By Karsten Smet ITIL has clear definition of Service Level Management and goes into considerable detail on the process, implementation and content of the key deliverable, the Service Level Agreement (SLA). The question is, is the SLA really the key deliverable?
Aug 15, 2005

ITSM Watch Staff

By Karsten Smet

ITIL has clear definition of Service Level Management and goes into considerable detail on the process, implementation and content of the key deliverable, the Service Level Agreement (SLA). The question is, is the SLA really the key deliverable?

ITIL does not go in to such detail on the other items of Service Level Management that are the Service Level Requirements (SLRs), Operational Level Agreements (OLAs), Underpinning Contracts (UCs) nor the Service Catalogue.

The purpose of this article is to discuss these important parts of a SLA and to provide guidance on their uses. The outcome will be an understanding of why ITIL places so much importance on the production of SLAs.

Service Level Agreements
A Service Level Agreement is a documented agreement between IT and its Customer (Internal to an Organisation), on the levels of a service being provided. The most important aspect of a SLA is that it is an Agreement and bears no contractual weight to meet these targets. It is a commitment.

The SLA should not favour one side. It is a fair reflection of the business requests and requirements, and those that IT can provide. It should not be a smoking gun pointed at IT, nor does it relieve IT from providing adequate service to the business.

It does however set expectations. The obvious risk of missing Service Levels is damage to the business. Yet another and just as important is the effect on Customer perception that can ultimately result in the loss of faith in IT.

Another common flaw is the inability for organisations to create agreements that are simple and concise. A SLA should be no more than 3 to 4 pages, not twenty (very common).

ITIL identifies how to make this work across large organisations with multiple services. Customer based SLAs (one SLA per Customer across multiple services), Service Based SLAs (one SLA per service) and multi-tiered SLAs (Corporate based SLAs, Customer based SLAs and Service Based SLAs in three tier format) all offer the ability to enable simple and easy to manage SLAs.

Use simple, achievable rules when creating metrics that apply to SLAs, OLAS and UCs. Too many organisations spend far too long coming up with encompassing SLAs that in truth are not measurable and will never provide an understanding of how the service is performing. The time spent creating these large documents is a waste.

Service Level Requirements
Do we put too much emphasis on SLAs? To answer that question, we need to understand where this agreement originates. It is equally important to understand the business requirements for any services IT provides and that they are concise and well documented.

In a mature ITIL environment, the Service Desk (where appropriate) will support gathering the requirements. They are speaking to Customers everyday, and frequently liaise with the Availability Manager to discuss the Customers perception of the service. Even with a Service Desk in place, the ability to gather and document a true set of Service Level Requirements and then construct into a SLA is far from simple.

IT and the business speak a different language. Customers should communicate in their own words what they need from a service.
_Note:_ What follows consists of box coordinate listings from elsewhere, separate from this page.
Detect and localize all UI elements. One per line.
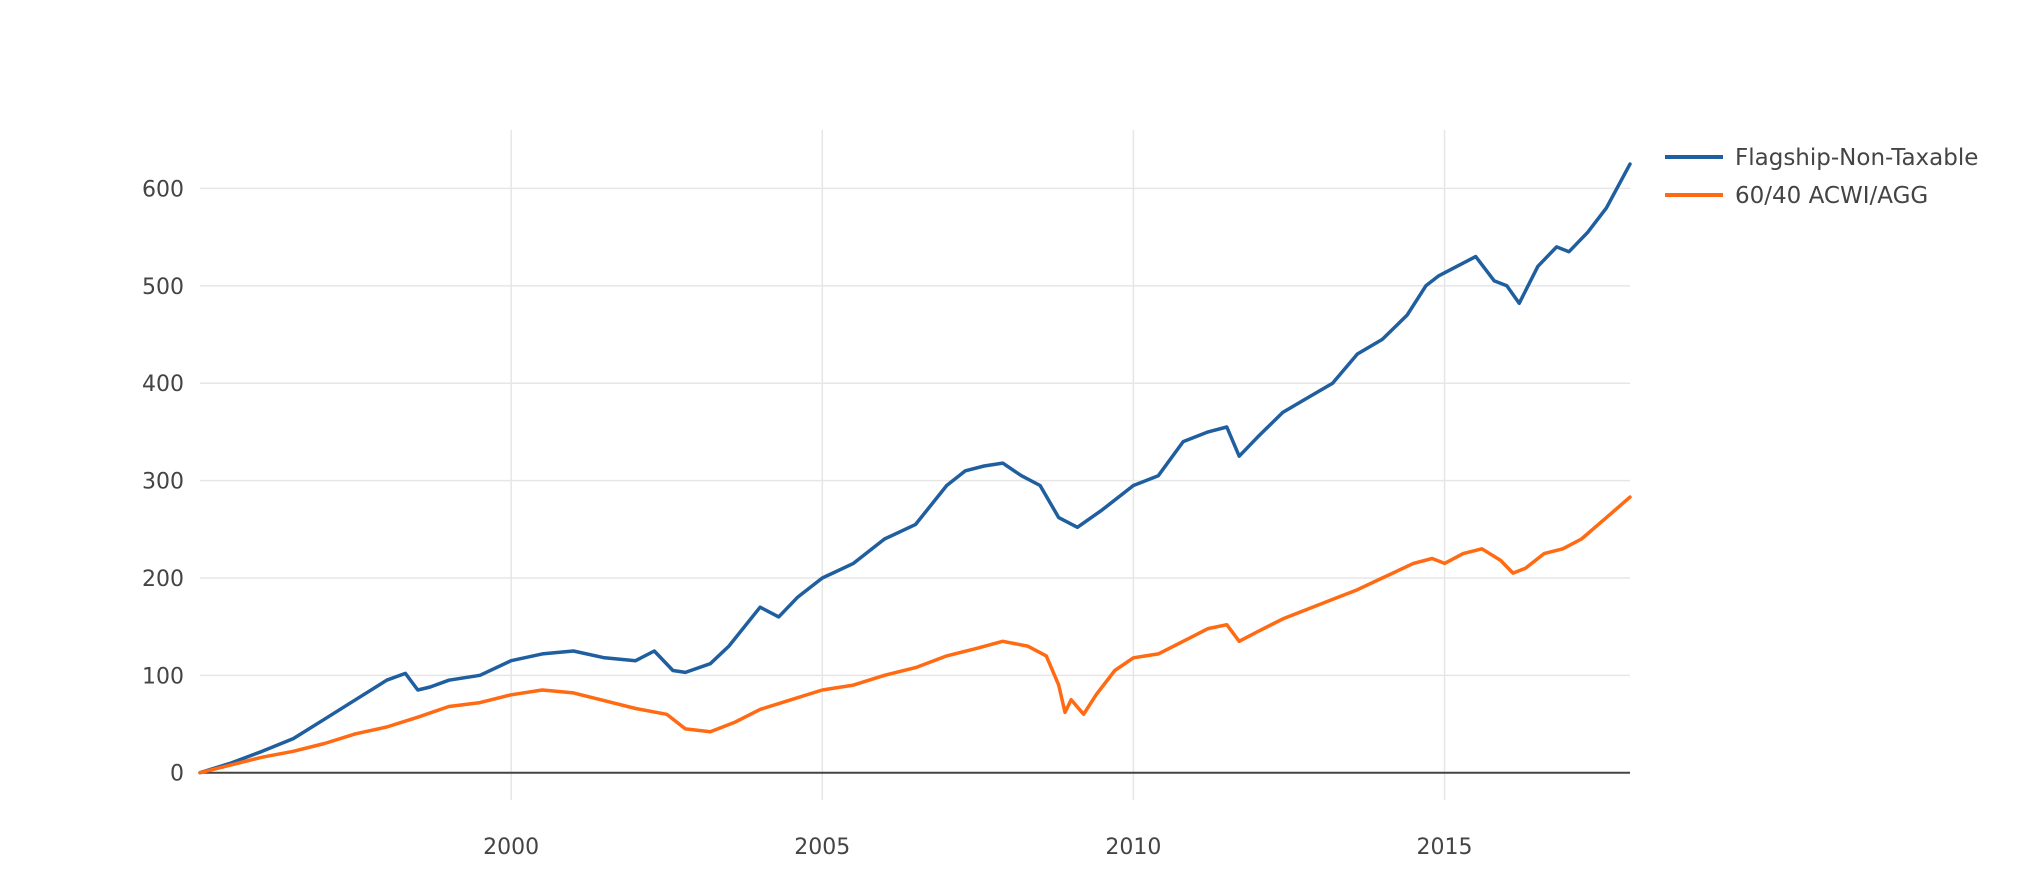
x-tick-label: 2010: [1105, 835, 1161, 860]
series-line-0: [198, 162, 1632, 775]
axes: 0 100 200 300 400 500 600 2000 2005 2010 2015: [142, 177, 1630, 860]
y-tick-label: 100: [142, 664, 184, 689]
legend[interactable]: Flagship-Non-Taxable 60/40 ACWI/AGG: [1665, 145, 1978, 209]
y-tick-label: 600: [142, 177, 184, 202]
legend-label: 60/40 ACWI/AGG: [1735, 183, 1928, 209]
y-tick-label: 300: [142, 470, 184, 495]
y-tick-label: 400: [142, 372, 184, 397]
y-tick-label: 0: [170, 762, 184, 787]
x-tick-label: 2000: [483, 835, 539, 860]
series-line-1: [198, 495, 1632, 775]
y-tick-label: 200: [142, 567, 184, 592]
legend-item-1[interactable]: 60/40 ACWI/AGG: [1665, 183, 1928, 209]
gridlines: [200, 130, 1630, 800]
series-lines: [198, 162, 1632, 775]
legend-item-0[interactable]: Flagship-Non-Taxable: [1665, 145, 1978, 171]
x-tick-label: 2015: [1417, 835, 1473, 860]
y-tick-label: 500: [142, 275, 184, 300]
x-tick-label: 2005: [794, 835, 850, 860]
legend-label: Flagship-Non-Taxable: [1735, 145, 1978, 171]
Avoid the SLA headings such as "Availability, Throughput etc." as these will mean little to an everyday User or Customer. In an ideal world where time is not an obstacle, it is useful to sit with Customers who use or will use a service for the first time and understand their requirements, not just take what they say and translate to "what we think they want".

Once it is clear what they want from a service and you understand what they mean from their requirements, it is possible to begin to transform the information into an SLA. The basic template should be derived from, and maintained within Service Level Management. It may be that certain headings of the SLA template are not applicable and if this is the case, there is no reason to create additional requirements.

To better understand the translation of their requirements to a SLA, and to gather a picture of what each section of the SLA means, completely focus the draft on the Customer and review with the business. From this, negotiations can then begin.

Once IT is confident they understand the requirements, they are in a good position to evaluate whether they can achieve these goals, or offer options. The best way for IT to ensure the customer appreciation of why a requirement can or cannot be met is to translate the service into financial terms (extra cost of 24x7 availability).

The negotiation period will often result in multiple draft SLAs but the focus must always remain on the most we can provide our Customer without overextending IT.